“Mad, bad, and dangerous to know” is how Lady Caroline Lamb described her object of obsession, Lord Byron, in 1812. In a way, Lord Byron was the originator of the bad boy hysteria. “Byromania” was the word his future wife used to describe the scene of women fainting when he walked into the room, clamoring to be in his presence, and committing stalkerish acts to meet with him. Yet Byron was well known to be a misanthrope and a flagrant womanizer, an abuser of alcohol and laudanum. Did it matter? No. Women—and men as well—loved him. His thoughts on marrying Annabella Milbanke were telling: “I have great hopes that we shall love each other all our lives as much as if we had never married at all.”
Two hundred years later, people are really not all that different. Women are still overwhelmingly attracted to the dark and dangerous male with the aloof demeanor and the devastatingly intense stare. But WHY?
Suburban Dangers, my YA novel dealing with sex trafficking will be released in May of 2017. In that story, my main character, Katherine, is lured into gang-controlled prostitution by a “bad boy.” My most recently finished Regency novel, Dangerous to Know (working title only) is also actually based on Lord Byron and his relationship with Annabella Milbanke (his future wife), and my two current works-in-progress also deal with bad boy attraction, so this topic interests me at present.

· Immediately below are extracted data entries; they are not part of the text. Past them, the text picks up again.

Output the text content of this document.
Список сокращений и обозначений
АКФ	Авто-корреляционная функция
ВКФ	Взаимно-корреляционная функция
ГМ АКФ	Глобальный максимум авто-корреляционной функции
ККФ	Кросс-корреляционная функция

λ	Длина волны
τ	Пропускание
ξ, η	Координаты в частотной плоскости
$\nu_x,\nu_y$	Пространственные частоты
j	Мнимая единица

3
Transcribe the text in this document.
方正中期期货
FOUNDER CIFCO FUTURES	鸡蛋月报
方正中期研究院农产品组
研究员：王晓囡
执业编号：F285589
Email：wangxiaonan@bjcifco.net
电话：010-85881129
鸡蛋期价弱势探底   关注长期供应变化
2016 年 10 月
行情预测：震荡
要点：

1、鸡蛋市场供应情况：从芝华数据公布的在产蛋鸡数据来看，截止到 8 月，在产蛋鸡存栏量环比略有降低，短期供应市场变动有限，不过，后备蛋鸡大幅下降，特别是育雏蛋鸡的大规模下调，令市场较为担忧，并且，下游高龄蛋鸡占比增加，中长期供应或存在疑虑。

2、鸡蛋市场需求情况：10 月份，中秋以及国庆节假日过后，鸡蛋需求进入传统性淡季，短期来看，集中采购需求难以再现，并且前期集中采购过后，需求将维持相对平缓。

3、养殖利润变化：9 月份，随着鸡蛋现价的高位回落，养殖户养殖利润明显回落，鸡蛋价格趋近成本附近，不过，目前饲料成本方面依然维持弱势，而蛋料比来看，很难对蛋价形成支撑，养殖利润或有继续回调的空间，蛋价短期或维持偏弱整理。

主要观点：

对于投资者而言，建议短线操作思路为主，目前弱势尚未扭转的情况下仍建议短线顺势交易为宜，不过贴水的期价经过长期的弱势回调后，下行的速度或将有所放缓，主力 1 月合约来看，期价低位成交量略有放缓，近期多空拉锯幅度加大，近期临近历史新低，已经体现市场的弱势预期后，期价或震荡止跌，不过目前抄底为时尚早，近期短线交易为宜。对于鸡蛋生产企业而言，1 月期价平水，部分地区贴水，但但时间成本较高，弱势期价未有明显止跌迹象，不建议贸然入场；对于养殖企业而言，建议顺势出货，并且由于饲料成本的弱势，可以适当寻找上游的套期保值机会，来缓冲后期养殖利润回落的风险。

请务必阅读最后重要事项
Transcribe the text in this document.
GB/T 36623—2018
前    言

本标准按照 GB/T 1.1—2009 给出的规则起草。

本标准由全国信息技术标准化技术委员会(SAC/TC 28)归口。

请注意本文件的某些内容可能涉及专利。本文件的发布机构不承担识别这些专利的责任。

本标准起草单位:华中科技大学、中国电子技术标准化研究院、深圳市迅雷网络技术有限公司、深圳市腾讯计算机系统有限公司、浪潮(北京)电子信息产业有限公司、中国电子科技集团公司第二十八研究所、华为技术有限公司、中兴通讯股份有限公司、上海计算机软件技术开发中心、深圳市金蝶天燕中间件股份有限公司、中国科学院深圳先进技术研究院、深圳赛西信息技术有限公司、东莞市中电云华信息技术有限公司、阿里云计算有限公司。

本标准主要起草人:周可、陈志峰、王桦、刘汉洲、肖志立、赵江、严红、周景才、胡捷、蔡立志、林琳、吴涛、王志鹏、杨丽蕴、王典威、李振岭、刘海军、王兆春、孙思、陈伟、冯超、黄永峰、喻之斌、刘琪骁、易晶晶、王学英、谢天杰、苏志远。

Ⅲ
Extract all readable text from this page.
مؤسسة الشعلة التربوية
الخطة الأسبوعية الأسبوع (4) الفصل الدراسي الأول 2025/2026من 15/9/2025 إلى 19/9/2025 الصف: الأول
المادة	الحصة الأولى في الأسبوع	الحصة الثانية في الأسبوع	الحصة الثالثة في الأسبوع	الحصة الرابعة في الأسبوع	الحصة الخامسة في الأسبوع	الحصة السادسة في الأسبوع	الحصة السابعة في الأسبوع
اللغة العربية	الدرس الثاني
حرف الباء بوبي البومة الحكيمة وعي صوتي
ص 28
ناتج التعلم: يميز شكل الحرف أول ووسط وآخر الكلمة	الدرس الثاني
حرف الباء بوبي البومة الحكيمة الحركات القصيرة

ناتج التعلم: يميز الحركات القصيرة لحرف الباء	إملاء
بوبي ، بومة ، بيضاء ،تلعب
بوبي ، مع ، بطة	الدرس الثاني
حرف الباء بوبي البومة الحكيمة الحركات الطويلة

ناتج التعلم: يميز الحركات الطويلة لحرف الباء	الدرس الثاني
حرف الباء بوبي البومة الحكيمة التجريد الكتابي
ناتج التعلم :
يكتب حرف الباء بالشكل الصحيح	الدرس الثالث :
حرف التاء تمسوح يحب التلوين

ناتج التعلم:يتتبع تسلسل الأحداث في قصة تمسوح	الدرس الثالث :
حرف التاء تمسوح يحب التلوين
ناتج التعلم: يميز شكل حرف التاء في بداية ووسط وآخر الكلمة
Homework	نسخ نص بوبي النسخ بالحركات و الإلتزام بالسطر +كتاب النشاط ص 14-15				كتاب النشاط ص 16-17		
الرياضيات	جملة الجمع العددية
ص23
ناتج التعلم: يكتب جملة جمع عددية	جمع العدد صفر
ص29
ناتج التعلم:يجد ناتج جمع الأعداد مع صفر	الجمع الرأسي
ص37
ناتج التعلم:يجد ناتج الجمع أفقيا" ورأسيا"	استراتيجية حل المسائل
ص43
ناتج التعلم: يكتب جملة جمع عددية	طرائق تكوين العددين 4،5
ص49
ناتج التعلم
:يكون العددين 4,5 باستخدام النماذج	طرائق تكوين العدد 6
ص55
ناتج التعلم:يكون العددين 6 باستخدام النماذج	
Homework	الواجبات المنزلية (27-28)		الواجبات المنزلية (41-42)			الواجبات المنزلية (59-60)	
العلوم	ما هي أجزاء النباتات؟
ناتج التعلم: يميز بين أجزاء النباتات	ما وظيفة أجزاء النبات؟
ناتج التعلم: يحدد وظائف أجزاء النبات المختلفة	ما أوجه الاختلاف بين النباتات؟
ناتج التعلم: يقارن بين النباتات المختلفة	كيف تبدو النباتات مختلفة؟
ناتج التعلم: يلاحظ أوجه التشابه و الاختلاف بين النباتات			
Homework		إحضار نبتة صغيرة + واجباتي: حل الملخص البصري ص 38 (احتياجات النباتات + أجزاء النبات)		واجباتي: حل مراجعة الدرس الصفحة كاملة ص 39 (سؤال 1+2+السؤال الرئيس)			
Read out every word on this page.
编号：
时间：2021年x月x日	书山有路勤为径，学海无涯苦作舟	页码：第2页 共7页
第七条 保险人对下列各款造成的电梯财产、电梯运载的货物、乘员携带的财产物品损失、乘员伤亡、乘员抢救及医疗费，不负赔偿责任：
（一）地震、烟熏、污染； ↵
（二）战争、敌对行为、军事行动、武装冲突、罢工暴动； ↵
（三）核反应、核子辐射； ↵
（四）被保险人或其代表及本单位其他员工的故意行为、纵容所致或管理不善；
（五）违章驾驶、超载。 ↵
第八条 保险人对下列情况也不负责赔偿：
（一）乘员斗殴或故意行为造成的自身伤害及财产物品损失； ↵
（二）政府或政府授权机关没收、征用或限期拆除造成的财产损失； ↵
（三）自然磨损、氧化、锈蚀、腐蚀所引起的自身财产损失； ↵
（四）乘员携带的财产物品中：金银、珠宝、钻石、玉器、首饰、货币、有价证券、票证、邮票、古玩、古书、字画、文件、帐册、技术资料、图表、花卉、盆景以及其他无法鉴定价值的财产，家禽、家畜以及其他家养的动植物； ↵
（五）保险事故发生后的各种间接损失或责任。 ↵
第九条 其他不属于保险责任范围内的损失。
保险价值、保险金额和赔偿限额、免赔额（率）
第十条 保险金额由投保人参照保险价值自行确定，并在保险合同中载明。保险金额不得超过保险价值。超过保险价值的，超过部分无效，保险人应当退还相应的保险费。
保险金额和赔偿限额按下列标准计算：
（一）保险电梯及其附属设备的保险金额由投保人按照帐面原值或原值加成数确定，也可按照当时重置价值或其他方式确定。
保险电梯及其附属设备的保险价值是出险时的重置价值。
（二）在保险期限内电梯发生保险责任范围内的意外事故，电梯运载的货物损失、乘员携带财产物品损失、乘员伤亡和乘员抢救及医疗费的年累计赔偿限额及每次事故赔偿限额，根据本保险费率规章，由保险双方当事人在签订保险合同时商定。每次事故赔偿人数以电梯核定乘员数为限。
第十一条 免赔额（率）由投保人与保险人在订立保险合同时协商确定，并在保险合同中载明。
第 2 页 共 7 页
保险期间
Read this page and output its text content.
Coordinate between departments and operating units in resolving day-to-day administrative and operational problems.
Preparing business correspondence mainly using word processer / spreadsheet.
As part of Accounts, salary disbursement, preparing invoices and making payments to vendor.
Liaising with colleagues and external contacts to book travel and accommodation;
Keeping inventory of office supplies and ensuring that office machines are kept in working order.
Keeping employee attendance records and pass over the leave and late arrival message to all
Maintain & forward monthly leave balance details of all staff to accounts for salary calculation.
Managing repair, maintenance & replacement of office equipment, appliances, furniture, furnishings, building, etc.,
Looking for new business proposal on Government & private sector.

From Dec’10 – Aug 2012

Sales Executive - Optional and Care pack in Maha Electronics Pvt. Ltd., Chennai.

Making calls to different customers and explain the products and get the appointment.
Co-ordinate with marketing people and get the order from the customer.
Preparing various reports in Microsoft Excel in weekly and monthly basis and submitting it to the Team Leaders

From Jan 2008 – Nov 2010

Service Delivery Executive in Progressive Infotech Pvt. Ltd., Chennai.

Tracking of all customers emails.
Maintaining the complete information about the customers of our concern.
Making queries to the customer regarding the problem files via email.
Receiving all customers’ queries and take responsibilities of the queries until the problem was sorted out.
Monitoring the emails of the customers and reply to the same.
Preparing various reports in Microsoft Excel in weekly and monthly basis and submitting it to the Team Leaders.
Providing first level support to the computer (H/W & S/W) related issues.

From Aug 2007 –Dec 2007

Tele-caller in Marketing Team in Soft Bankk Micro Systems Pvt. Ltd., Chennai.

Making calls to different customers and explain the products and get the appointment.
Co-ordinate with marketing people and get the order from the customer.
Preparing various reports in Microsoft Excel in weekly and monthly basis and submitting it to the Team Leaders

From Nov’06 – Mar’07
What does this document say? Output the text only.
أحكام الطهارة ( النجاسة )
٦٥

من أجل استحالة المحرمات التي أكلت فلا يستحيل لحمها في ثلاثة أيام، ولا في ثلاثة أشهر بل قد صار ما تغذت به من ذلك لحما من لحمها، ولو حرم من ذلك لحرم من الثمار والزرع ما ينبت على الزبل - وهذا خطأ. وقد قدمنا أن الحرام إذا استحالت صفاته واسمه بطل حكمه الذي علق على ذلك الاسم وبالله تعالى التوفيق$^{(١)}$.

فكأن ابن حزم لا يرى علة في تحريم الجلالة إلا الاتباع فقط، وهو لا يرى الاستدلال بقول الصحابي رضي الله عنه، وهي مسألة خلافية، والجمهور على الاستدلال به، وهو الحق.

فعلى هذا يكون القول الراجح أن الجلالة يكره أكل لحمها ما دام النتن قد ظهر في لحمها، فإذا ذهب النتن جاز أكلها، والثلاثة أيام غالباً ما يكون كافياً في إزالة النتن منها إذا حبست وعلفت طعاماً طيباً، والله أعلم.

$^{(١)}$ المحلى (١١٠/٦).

Turns out there’s a psychological and physiological reason why we’re attracted to bad boys at large. Apparently it’s about what happens in your brain when you meet someone mysterious, dark, and unpredictable. The brain sends out pleasure responses—so in a way, we’re rewarded for our illogical desires. Kind of like a drug.
Studies show that women may become attracted to a potential partner when they have to work for them, suffer for them, even. Check out this article in the New York Times about Professor Berns and his experiment on unpredictability. When people were administered orange juice versus water in an unpredictable manner, their brain chemistry was more reactive. When the reward was predictable, not so much. It’s all about that dopamine.
So are we sick or what? Ultimately, I think it comes back to desiring what is withheld or denied us. Bad boys tend to be elusive and not quite obtainable. We never know exactly what they’re thinking or what their next move will be. That’s attractive to our brains, which become so easily bored with the usual and mundane.
How do we get over it? Well, maturity and age helps. In my forties, the bad boy may be somewhat attractive from a safely removed place (like, watching them on TV), but I’ve had enough turmoil in my life. Upheaval and chaos is not what God intended for us. A peaceful relationship is really where it’s at. It’s how we grow in our abilities to compromise and sacrifice and work through relational difficulties. Annabella Milbanke found that out the hard way. Byron may have been attractive in that dark, mysterious, brain-synapses-firing sort of way, but in the end, their marriage lasted a year (and this was no small thing since separation and divorce were nearly unheard of in the Regency era).
Bad boys are considered bad for a reason, and we would do well to remember it. They may have learned pretty words and charming come-ons, but actions always speak louder. As Shakespeare so aptly put it, “Sigh no more ladies, sigh no more, men were deceivers ever; one foot on sea and one on shore, to one thing constant never.”